Ao subir o morro por ruas estreitas e irregulares, Merece cumprimenta os companheiros de ocupação: um rapaz de boné e tatuagem nos braços, duas garotas que mexem nas bombas de uma caixa d'água que abastecem suas casas, a dona de uma vendinha... No alto do morro, me explica que costumava jogar bola com os meninos em um campo improvisado no chão de terra. Hoje uma igreja evangélica neopentecostal parece vigiar as famílias que vivem ali.
A ocupação Esperança começou a ser formada em agosto de 2013 quando famílias incapazes de pagar alugueis cada vez mais caros ergueram seus barracos em um terreno abandonado por uma empresa de cosméticos da região. Criaram uma associação para lutar pela regularização fundiária junto à prefeitura. "É, eu sou vizinho do Silvio Santos", conta Merece e aponta para o horizonte onde antenas de televisão marcam os estúdios do SBT. "Ele bem que podia dar uma força para a gente." Em resposta à reportagem, a prefeitura de Osasco informou que classificou o terreno como de interesse social e está reunindo recursos para comprá-lo da empresa KJ Kady Jacqueline Ltda. A ideia é que as cercas de 500 famílias que vivem lá depois reembolsem a prefeitura.
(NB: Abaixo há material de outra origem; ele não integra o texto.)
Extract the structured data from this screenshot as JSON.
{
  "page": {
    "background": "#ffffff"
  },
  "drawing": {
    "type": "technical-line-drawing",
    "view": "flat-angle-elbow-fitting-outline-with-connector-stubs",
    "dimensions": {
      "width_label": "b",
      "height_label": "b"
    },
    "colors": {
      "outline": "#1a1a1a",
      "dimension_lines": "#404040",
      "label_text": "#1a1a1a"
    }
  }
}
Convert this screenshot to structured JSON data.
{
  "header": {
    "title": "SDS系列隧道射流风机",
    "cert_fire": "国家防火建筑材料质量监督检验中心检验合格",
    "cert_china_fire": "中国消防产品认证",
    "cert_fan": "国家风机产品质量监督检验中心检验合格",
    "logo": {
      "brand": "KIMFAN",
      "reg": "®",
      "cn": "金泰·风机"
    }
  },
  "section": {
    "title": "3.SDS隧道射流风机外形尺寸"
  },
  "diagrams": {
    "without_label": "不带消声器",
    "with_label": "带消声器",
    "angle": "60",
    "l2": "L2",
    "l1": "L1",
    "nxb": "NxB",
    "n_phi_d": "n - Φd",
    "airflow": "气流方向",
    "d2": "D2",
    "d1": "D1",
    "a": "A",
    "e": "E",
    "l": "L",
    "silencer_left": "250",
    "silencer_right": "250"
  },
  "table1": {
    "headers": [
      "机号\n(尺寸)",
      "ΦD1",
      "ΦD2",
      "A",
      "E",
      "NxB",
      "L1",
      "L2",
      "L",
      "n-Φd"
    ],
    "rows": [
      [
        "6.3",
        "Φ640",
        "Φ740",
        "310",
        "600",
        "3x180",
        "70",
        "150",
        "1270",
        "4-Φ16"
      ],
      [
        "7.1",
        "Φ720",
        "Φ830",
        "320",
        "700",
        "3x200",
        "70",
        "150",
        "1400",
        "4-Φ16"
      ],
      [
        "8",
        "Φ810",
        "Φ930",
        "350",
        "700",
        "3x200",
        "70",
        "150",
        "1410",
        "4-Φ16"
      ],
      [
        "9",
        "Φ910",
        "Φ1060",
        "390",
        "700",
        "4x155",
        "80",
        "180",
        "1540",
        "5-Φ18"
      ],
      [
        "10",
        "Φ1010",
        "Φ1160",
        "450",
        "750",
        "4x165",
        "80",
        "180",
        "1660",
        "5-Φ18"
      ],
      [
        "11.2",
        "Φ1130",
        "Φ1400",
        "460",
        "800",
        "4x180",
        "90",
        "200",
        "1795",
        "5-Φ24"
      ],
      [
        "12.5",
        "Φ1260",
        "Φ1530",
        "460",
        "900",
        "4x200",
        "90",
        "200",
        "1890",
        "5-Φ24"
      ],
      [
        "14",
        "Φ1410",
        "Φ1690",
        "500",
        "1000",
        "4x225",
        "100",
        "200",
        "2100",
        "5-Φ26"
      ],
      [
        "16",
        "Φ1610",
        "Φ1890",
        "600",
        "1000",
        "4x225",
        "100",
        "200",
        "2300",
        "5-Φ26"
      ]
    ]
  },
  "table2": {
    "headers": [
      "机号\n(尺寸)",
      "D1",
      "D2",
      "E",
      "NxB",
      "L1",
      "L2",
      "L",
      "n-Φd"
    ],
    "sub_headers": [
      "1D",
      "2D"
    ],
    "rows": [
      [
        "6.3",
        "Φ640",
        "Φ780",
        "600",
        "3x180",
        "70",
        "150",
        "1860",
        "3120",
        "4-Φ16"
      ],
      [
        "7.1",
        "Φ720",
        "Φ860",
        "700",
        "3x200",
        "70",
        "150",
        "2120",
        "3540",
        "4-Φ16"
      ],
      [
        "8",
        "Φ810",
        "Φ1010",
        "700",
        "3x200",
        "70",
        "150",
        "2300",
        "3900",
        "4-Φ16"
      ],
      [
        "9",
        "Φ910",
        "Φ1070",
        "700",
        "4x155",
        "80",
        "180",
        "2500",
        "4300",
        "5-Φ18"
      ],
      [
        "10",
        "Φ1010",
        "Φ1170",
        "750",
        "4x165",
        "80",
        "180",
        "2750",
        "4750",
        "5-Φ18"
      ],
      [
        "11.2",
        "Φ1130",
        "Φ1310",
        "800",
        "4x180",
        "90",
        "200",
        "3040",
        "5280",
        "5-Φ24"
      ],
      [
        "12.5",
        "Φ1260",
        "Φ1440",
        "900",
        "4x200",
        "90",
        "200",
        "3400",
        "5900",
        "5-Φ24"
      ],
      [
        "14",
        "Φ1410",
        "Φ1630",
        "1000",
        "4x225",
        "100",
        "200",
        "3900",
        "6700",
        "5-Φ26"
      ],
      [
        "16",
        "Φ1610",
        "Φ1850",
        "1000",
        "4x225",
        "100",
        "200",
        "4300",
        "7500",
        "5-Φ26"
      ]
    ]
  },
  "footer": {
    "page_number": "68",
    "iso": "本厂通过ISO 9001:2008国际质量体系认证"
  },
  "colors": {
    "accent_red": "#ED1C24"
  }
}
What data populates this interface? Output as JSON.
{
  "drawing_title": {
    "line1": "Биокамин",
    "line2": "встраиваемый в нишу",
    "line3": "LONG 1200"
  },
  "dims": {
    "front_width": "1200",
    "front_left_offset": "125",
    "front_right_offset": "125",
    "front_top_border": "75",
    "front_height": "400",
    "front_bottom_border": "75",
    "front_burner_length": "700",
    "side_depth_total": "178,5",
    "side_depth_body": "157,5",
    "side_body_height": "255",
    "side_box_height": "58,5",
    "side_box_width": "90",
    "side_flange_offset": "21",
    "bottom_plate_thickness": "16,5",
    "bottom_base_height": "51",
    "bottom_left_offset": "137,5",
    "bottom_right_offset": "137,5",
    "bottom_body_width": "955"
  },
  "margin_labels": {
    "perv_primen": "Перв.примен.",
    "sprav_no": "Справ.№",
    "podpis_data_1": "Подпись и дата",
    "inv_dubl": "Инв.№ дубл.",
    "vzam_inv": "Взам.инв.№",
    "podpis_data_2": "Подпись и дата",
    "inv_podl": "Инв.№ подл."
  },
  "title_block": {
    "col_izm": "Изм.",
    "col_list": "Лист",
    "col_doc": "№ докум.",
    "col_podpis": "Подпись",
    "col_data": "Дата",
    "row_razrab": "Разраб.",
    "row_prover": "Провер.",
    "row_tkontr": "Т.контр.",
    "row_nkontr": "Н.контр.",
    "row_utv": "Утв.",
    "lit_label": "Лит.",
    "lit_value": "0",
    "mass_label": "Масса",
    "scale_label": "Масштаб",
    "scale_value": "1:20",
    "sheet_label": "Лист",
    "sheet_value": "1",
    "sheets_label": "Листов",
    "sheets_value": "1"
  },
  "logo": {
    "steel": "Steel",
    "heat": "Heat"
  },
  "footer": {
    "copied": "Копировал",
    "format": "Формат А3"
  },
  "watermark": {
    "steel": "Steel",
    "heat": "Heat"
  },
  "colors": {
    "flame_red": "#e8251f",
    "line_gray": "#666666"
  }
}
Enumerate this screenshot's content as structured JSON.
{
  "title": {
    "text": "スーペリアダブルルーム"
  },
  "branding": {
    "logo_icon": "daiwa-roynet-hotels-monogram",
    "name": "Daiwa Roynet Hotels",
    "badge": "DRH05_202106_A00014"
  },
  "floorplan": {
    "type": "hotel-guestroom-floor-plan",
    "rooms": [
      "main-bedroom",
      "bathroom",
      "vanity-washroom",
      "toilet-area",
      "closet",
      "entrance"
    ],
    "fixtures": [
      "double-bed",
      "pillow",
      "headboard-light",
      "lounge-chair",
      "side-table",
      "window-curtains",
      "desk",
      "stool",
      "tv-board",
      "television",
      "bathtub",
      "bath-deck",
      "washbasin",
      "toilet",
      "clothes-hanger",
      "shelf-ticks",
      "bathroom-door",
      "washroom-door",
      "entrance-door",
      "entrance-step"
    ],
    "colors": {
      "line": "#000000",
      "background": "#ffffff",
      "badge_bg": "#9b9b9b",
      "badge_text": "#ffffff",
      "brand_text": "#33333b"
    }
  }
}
Três anos antes do nascimento da ocupação, Manuel Messias levava uma vida completamente diferente. Nas categorias de base do Botafogo, o zagueiro nutria a esperança de deslanchar no futebol profissional depois que um olheiro o descobriu aos 16 anos no União Palmeirense, de Alagoas, e o levou ao Rio de Janeiro. Em seu age como jogador, chegou a treinar no elenco principal com o técnico Joel Santana, mas deixou o clube antes de realizar o sonho de se profissionalizar, o que só aconteceria no Cassimiro de Abreu, pequeno clube de Montes Claros (MG). De lá passou pelo Cotia-SP, Operário-MT e Peruíbe-SP; tentou jogar o Paulistão no Bragantino, mas acabou dispensado antes de entrar em campo: uma trajetória que pouco difere da média dos cerca de 30 mil jogadores de futebol do Brasil. No teto do barraco vizinho, ele estende um punhado de pares de chuteira multicoloridas para secar ao sol. Acaricia os cachorros que adotou depois que os encontrou abandonados. Um deles se chama Corinthians. Todos comem o que sobra das refeições da família. Acaricia o topo da cabeça do filho Hiago, de cinco anos, que Merece afirma que será goleiro.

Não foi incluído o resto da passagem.